Idleb, le vrai visage des « rebelles » islamistes
Par Hassane Zerrouky
L'Humanité
Après Alep, cette ville frontalière de la Turquie, sous contrôle d’une coalition djihadiste dont certains groupes sont aussi violents que Daech, est la prochaine cible de Damas.
A près Alep, Idleb, distante de 65 km et proche de la Turquie, est la prochaine cible de l’armée syrienne appuyée par la Russie et ses alliés iraniens, irakiens et du Hezbollah. Début novembre, le ministre russe de la Défense, Sergueï Choïgou, a annoncé une opération militaire « majeure » contre cette province sous contrôle de Djeich al-Fatah (Armée de la conquête) depuis fin mars 2015. Cette coalition regroupant plusieurs groupes djihadistes, dont Fatah al-Cham, Ahrar al-Cham, Nour al-Dine al-Zenki (rendu célèbre par la décapitation d’un enfant de 12 ans en juillet dernier), Jund al-Aqsa, Liwa al-Haq, Jaysh al-Sunna, Ajnad al-Cham, a été mise en place sur insistance des parrains turcs, qataris et saoudiens. Si Idleb tombait à son tour, cela constituerait une défaite surtout pour l’Arabie saoudite, le Qatar et Washington qui a livré des armes sophistiquées ayant permis aux djihadistes de conquérir Idleb.
Depuis, Ankara semble avoir quelque peu infléchi sa position. À en juger par la déclaration faite hier à Moscou par le premier ministre turc, Binali Yildirim, l’opération « Bouclier de l’Euphrate » visant à la fois Daech et les Kurdes, n’est nullement liée « à une volonté de changer de régime en Syrie » ! Or, on voit mal comment l’imprévisible Erdogan pourrait lâcher ses protégés islamistes sans contrepartie, notamment à propos des Kurdes syriens assimilés à des « terroristes ». Quant à la nouvelle administration américaine qui succédera à celle de Barack Obama, personne n’est en mesure d’affirmer avec certitude quelle sera la politique de Donald Trump sur la crise syrienne.
Toujours est-il qu’à l’origine, dans le dispositif stratégique visant la chute du régime de Damas, Idleb et sa province représentaient un enjeu majeur. C’est par cette région que transitent renforts, armes et munitions en provenance de la Turquie. Ankara et Doha ont alors convaincu les différents groupes islamistes de mettre fin à leurs différends et de former une coalition. Et dans cet ordre d’idées, Idleb devait être l’alternative sunnite à l’« État islamique » (EI, Daech), plus acceptable par les capitales occidentales. Turcs et Qataris ont aussi conseillé à leurs protégés djihadistes de cesser de diffuser par vidéo les exécutions publiques. Mieux, les Qataris en particulier ne sont pas étrangers au fait que le Front al-Nosra (filiale syrienne d’al-Qaida) change d’appellation – il a pris le nom de Fatah al-Cham – et prenne ses distances avec la Qaida. Ce qui fut fait en théorie avec l’accord et la bénédiction d’Aymen Zawahiri le chef d’al-Qaida et successeur de Ben Laden !

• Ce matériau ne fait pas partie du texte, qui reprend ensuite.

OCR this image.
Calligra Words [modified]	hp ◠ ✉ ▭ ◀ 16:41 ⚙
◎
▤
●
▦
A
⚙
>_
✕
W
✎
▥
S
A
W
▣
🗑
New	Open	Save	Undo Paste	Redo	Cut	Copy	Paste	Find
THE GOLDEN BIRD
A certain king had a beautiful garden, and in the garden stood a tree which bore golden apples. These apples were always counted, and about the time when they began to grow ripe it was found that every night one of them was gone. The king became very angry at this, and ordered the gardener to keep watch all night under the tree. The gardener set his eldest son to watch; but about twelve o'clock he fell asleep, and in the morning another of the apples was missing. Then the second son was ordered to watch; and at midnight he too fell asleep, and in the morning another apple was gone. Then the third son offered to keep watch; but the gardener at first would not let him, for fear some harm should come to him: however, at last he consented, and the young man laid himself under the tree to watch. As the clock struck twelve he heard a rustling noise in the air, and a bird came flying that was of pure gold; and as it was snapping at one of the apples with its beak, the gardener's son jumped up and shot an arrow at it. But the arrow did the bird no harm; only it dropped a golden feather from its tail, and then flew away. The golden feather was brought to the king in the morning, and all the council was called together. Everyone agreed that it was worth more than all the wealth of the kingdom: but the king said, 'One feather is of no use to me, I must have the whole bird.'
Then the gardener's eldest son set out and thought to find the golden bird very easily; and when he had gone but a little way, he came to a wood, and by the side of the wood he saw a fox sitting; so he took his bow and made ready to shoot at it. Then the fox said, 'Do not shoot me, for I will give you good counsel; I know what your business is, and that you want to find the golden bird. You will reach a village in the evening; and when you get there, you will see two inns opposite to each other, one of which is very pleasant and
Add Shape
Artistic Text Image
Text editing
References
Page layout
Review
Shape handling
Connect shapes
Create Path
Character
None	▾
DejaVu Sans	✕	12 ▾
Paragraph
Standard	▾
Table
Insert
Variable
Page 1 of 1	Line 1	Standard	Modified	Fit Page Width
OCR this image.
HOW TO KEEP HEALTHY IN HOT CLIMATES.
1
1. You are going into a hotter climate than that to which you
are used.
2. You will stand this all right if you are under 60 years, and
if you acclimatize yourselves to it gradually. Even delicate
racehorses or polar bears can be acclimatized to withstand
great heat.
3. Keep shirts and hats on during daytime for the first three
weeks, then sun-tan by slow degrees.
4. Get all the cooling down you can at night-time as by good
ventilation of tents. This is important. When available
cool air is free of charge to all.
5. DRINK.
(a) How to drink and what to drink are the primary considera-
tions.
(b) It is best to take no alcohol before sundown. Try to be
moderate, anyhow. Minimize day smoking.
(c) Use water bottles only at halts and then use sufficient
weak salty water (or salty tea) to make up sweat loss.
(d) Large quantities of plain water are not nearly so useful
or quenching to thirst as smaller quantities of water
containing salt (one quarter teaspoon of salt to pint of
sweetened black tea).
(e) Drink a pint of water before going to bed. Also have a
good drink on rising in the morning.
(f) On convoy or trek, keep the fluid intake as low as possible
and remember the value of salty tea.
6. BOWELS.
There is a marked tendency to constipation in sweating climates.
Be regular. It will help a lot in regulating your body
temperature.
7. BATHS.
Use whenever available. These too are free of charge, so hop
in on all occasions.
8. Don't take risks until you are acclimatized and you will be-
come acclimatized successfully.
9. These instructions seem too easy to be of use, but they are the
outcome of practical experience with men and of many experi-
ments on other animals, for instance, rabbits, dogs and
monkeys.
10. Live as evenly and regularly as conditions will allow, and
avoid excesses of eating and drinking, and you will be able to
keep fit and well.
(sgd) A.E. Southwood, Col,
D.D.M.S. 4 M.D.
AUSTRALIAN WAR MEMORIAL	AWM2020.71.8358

« Soit vous êtes d’accord avec leurs règles sociales et leurs politiques, soit vous disparaissez »
Reste que la tolérance affichée au début à Idleb par Fatah al-Cham, Ahrar al-Cham et le groupe Nour al-Dine al-Zenki, les trois principaux groupes armés, n’a duré qu’un temps. Une fois la ville conquise, la situation stabilisée dans la province, ces groupes ont imposé leur ordre social-religieux. Application de la charia, mise en place de tribunaux islamiques, imposition du voile total (abaya) et du niqab aux femmes et même aux gamines dès l’âge de 10 ans. Interdiction d’enseigner certaines matières comme la philosophie, de diffuser de la musique, et traque impitoyable des homosexuels, des femmes accusées de prostitution ou d’adultère, de ceux suspectés à tort ou à raison d’avoir servi le régime : des fonctionnaires, des enseignants et des médecins ont été exécutés quand d’autres subissaient en public des châtiments corporels, ce que dénonçait Amnesty international (AI) dans un rapport datant de juillet dernier. Même les acteurs de la société civile opposés au régime syrien sont à leur tour traqués impitoyablement. « Soit vous êtes d’accord avec leurs règles sociales et leurs politiques, soit vous disparaissez », raconte un témoin cité par AI. Radio Fresh, tenue par des acteurs de la société civile opposants au régime syrien, a été fermée. Et les statues du poète et philosophe mystique Abou Ala al-Maari (Xe siècle) ont été soit détruites soit décapitées.